Outro de seus prazeres, e com o qual brindava os amigos, era o churrasco. Convidava, comprava as carnes, assava e servia. Não bebia, mas trazia o vinho, a cerveja, e celebrava com todos. Não abria mão do arroz de Lady Irene. E, ao final das reuniões, recolhia os lacres de latinhas e tampinhas de garrafas pet colaborando com um amigo que as doava para ONGs. Assim era o Zeca: serviço completo, o primeiro a chegar, o último a sair. 

Sua marca registrada: servir. Raro exemplo de coração livre de rancores, pronto para ajudar quem precisasse. Se necessário, recrutava mais amigos para fazer o bem a alguém. Não parava. Por baixo da fleuma nipo-brasileira pulsavam coração e mente ansiosos para realizar, contribuir e, acima de tudo, juntar e alegrar os amigos. Nunca descortês com quem quer que fosse, igualitário no tratamento de todos.  Elegante e vaidoso no vestir. Correto e gentil na essência. Um ser acolhedor e tolerante. Uma rara unanimidade, que desmentia Nelson Rodrigues, porque não era burra.

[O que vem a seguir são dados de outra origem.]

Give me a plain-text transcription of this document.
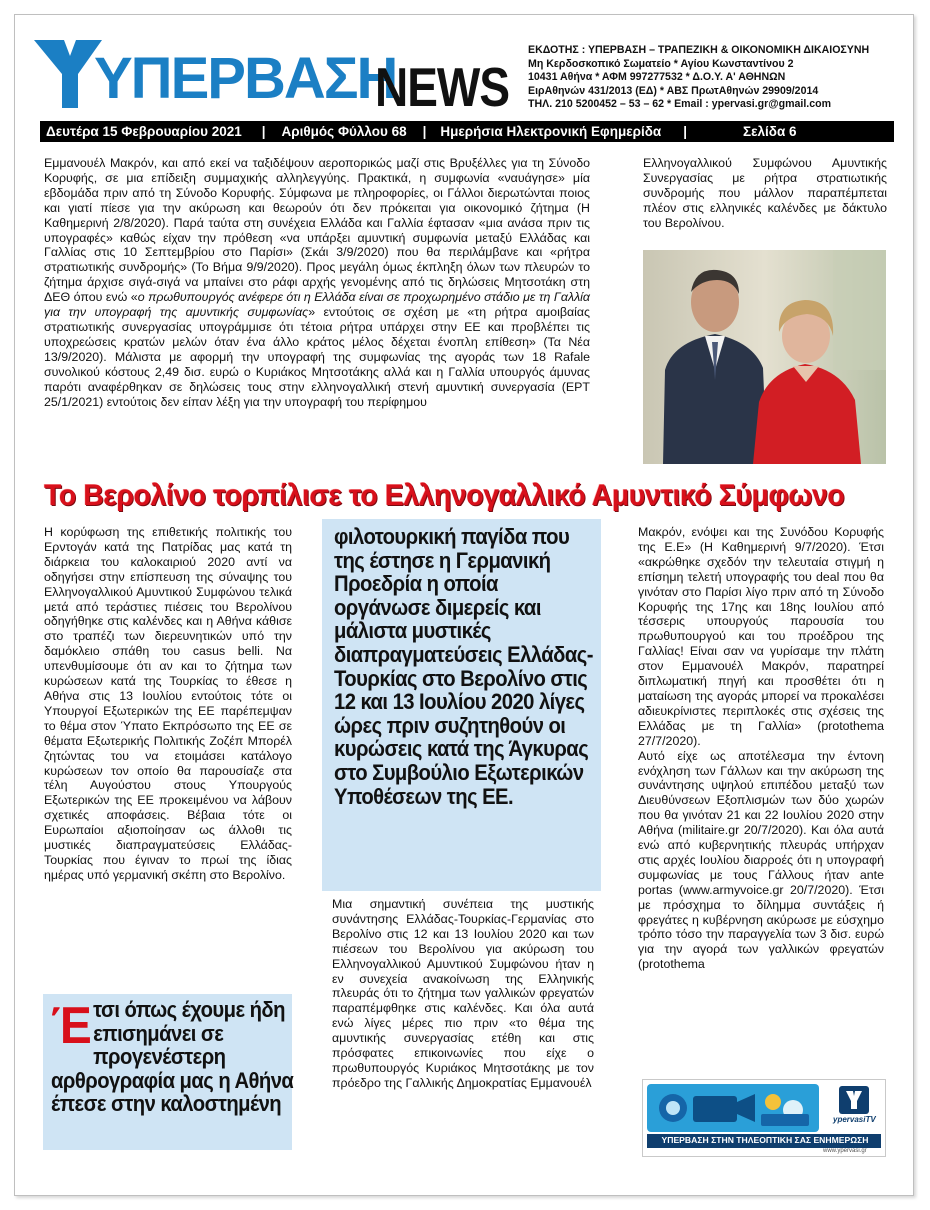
ΥΠΕΡΒΑΣΗ
NEWS
ΕΚΔΟΤΗΣ : ΥΠΕΡΒΑΣΗ – ΤΡΑΠΕΖΙΚΗ & ΟΙΚΟΝΟΜΙΚΗ ΔΙΚΑΙΟΣΥΝΗ
Μη Κερδοσκοπικό Σωματείο * Αγίου Κωνσταντίνου 2
10431 Αθήνα * ΑΦΜ 997277532 * Δ.Ο.Υ. Α' ΑΘΗΝΩΝ
ΕιρΑθηνών 431/2013 (ΕΔ) * ΑΒΣ ΠρωτΑθηνών 29909/2014
ΤΗΛ. 210 5200452 – 53 – 62 * Email : ypervasi.gr@gmail.com
Δευτέρα 15 Φεβρουαρίου 2021 | Αριθμός Φύλλου 68 | Ημερήσια Ηλεκτρονική Εφημερίδα |	Σελίδα 6

Εμμανουέλ Μακρόν, και από εκεί να ταξιδέψουν αεροπορικώς μαζί στις Βρυξέλλες για τη Σύνοδο Κορυφής, σε μια επίδειξη συμμαχικής αλληλεγγύης. Πρακτικά, η συμφωνία «ναυάγησε» μία εβδομάδα πριν από τη Σύνοδο Κορυφής. Σύμφωνα με πληροφορίες, οι Γάλλοι διερωτώνται ποιος και γιατί πίεσε για την ακύρωση και θεωρούν ότι δεν πρόκειται για οικονομικό ζήτημα (Η Καθημερινή 2/8/2020). Παρά ταύτα στη συνέχεια Ελλάδα και Γαλλία έφτασαν «μια ανάσα πριν τις υπογραφές» καθώς είχαν την πρόθεση «να υπάρξει αμυντική συμφωνία μεταξύ Ελλάδας και Γαλλίας στις 10 Σεπτεμβρίου στο Παρίσι» (Σκάι 3/9/2020) που θα περιλάμβανε και «ρήτρα στρατιωτικής συνδρομής» (Το Βήμα 9/9/2020). Προς μεγάλη όμως έκπληξη όλων των πλευρών το ζήτημα άρχισε σιγά-σιγά να μπαίνει στο ράφι αρχής γενομένης από τις δηλώσεις Μητσοτάκη στη ΔΕΘ όπου ενώ «ο πρωθυπουργός ανέφερε ότι η Ελλάδα είναι σε προχωρημένο στάδιο με τη Γαλλία για την υπογραφή της αμυντικής συμφωνίας» εντούτοις σε σχέση με «τη ρήτρα αμοιβαίας στρατιωτικής συνεργασίας υπογράμμισε ότι τέτοια ρήτρα υπάρχει στην ΕΕ και προβλέπει τις υποχρεώσεις κρατών μελών όταν ένα άλλο κράτος μέλος δέχεται ένοπλη επίθεση» (Τα Νέα 13/9/2020). Μάλιστα με αφορμή την υπογραφή της συμφωνίας της αγοράς των 18 Rafale συνολικού κόστους 2,49 δισ. ευρώ ο Κυριάκος Μητσοτάκης αλλά και η Γαλλία υπουργός άμυνας παρότι αναφέρθηκαν σε δηλώσεις τους στην ελληνογαλλική στενή αμυντική συνεργασία (ΕΡΤ 25/1/2021) εντούτοις δεν είπαν λέξη για την υπογραφή του περίφημου

Ελληνογαλλικού Συμφώνου Αμυντικής Συνεργασίας με ρήτρα στρατιωτικής συνδρομής που μάλλον παραπέμπεται πλέον στις ελληνικές καλένδες με δάκτυλο του Βερολίνου.

Το Βερολίνο τορπίλισε το Ελληνογαλλικό Αμυντικό Σύμφωνο

Η κορύφωση της επιθετικής πολιτικής του Ερντογάν κατά της Πατρίδας μας κατά τη διάρκεια του καλοκαιριού 2020 αντί να οδηγήσει στην επίσπευση της σύναψης του Ελληνογαλλικού Αμυντικού Συμφώνου τελικά μετά από τεράστιες πιέσεις του Βερολίνου οδηγήθηκε στις καλένδες και η Αθήνα κάθισε στο τραπέζι των διερευνητικών υπό την δαμόκλειο σπάθη του casus belli. Να υπενθυμίσουμε ότι αν και το ζήτημα των κυρώσεων κατά της Τουρκίας το έθεσε η Αθήνα στις 13 Ιουλίου εντούτοις τότε οι Υπουργοί Εξωτερικών της ΕΕ παρέπεμψαν το θέμα στον Ύπατο Εκπρόσωπο της ΕΕ σε θέματα Εξωτερικής Πολιτικής Ζοζέπ Μπορέλ ζητώντας του να ετοιμάσει κατάλογο κυρώσεων τον οποίο θα παρουσίαζε στα τέλη Αυγούστου στους Υπουργούς Εξωτερικών της ΕΕ προκειμένου να λάβουν σχετικές αποφάσεις. Βέβαια τότε οι Ευρωπαίοι αξιοποίησαν ως άλλοθι τις μυστικές διαπραγματεύσεις Ελλάδας-Τουρκίας που έγιναν το πρωί της ίδιας ημέρας υπό γερμανική σκέπη στο Βερολίνο.

Έτσι όπως έχουμε ήδη επισημάνει σε προγενέστερη αρθρογραφία μας η Αθήνα έπεσε στην καλοστημένη
φιλοτουρκική παγίδα που της έστησε η Γερμανική Προεδρία η οποία οργάνωσε διμερείς και μάλιστα μυστικές διαπραγματεύσεις Ελλάδας-Τουρκίας στο Βερολίνο στις 12 και 13 Ιουλίου 2020 λίγες ώρες πριν συζητηθούν οι κυρώσεις κατά της Άγκυρας στο Συμβούλιο Εξωτερικών Υποθέσεων της ΕΕ.

Μια σημαντική συνέπεια της μυστικής συνάντησης Ελλάδας-Τουρκίας-Γερμανίας στο Βερολίνο στις 12 και 13 Ιουλίου 2020 και των πιέσεων του Βερολίνου για ακύρωση του Ελληνογαλλικού Αμυντικού Συμφώνου ήταν η εν συνεχεία ανακοίνωση της Ελληνικής πλευράς ότι το ζήτημα των γαλλικών φρεγατών παραπέμφθηκε στις καλένδες. Και όλα αυτά ενώ λίγες μέρες πιο πριν «το θέμα της αμυντικής συνεργασίας ετέθη και στις πρόσφατες επικοινωνίες που είχε ο πρωθυπουργός Κυριάκος Μητσοτάκης με τον πρόεδρο της Γαλλικής Δημοκρατίας Εμμανουέλ

Μακρόν, ενόψει και της Συνόδου Κορυφής της Ε.Ε» (Η Καθημερινή 9/7/2020). Έτσι «ακρώθηκε σχεδόν την τελευταία στιγμή η επίσημη τελετή υπογραφής του deal που θα γινόταν στο Παρίσι λίγο πριν από τη Σύνοδο Κορυφής της 17ης και 18ης Ιουλίου από τέσσερις υπουργούς παρουσία του πρωθυπουργού και του προέδρου της Γαλλίας! Είναι σαν να γυρίσαμε την πλάτη στον Εμμανουέλ Μακρόν, παρατηρεί διπλωματική πηγή και προσθέτει ότι η ματαίωση της αγοράς μπορεί να προκαλέσει αδιευκρίνιστες περιπλοκές στις σχέσεις της Ελλάδας με τη Γαλλία» (protothema 27/7/2020).

Αυτό είχε ως αποτέλεσμα την έντονη ενόχληση των Γάλλων και την ακύρωση της συνάντησης υψηλού επιπέδου μεταξύ των Διευθύνσεων Εξοπλισμών των δύο χωρών που θα γινόταν 21 και 22 Ιουλίου 2020 στην Αθήνα (militaire.gr 20/7/2020). Και όλα αυτά ενώ από κυβερνητικής πλευράς υπήρχαν στις αρχές Ιουλίου διαρροές ότι η υπογραφή συμφωνίας με τους Γάλλους ήταν ante portas (www.armyvoice.gr 20/7/2020). Έτσι με πρόσχημα το δίλημμα συντάξεις ή φρεγάτες η κυβέρνηση ακύρωσε με εύσχημο τρόπο τόσο την παραγγελία των 3 δισ. ευρώ για την αγορά των γαλλικών φρεγατών (protothema

ypervasiTV
ΥΠΕΡΒΑΣΗ ΣΤΗΝ ΤΗΛΕΟΠΤΙΚΗ ΣΑΣ ΕΝΗΜΕΡΩΣΗ
www.ypervasi.gr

Já o dia 18 de Outubro, tornou-se uma alegre brincadeira. Zeca alertava todos, pelo menos nos trinta dias anteriores, para que ninguém se esquecesse. Dessa forma, a comemoração era sempre um momento único. Com a presença de todos os amigos, o que para ele significava o maior e melhor presente. Um presente esperado, curtido, festejado até o último minuto, até que se ouvisse o bordão: Não se esqueçam, 18 de outubro é dia do médico!!

Em 2018 ganhou seu maior presente: Gabi. Seus olhos brilhavam ao falar dela. Orgulhoso e feliz nos mandava, sempre, fotos da querida netinha. Antes um pouco, tinha acertado os ponteiros com uma grande parceira. Que casal bonito: Zeca e Sônia. Por sinal, companhia e amigos lhe eram fundamentais.  Mestre dos relacionamentos, acolhia a todos. Amigos antigos e recentes recebiam a mesma atenção. Também era o nosso fotógrafo oficial, sem esquecer o profissionalismo e a maestria do Alfredo. No seu celular era só passar a mão na frente da tela e estava feita a foto. Mas tinha que ter pose, todo mundo arrumadinho; cada flash um raio de felicidade.. Era um charme só.

Hoje ele não estará fisicamente conosco. Partiu depois de ter cumprido, como poucos, sua missão entre nós. Talvez, em alguns momentos, entristeçamos, mas Zeca vai dar um jeito de soprar no ouvido de cada um de nós: “Bora fazer uma festa, eu estarei sempre com vocês.”

Feliz Aniversário, Zeca. Amigo querido, receba nosso carinho infinito!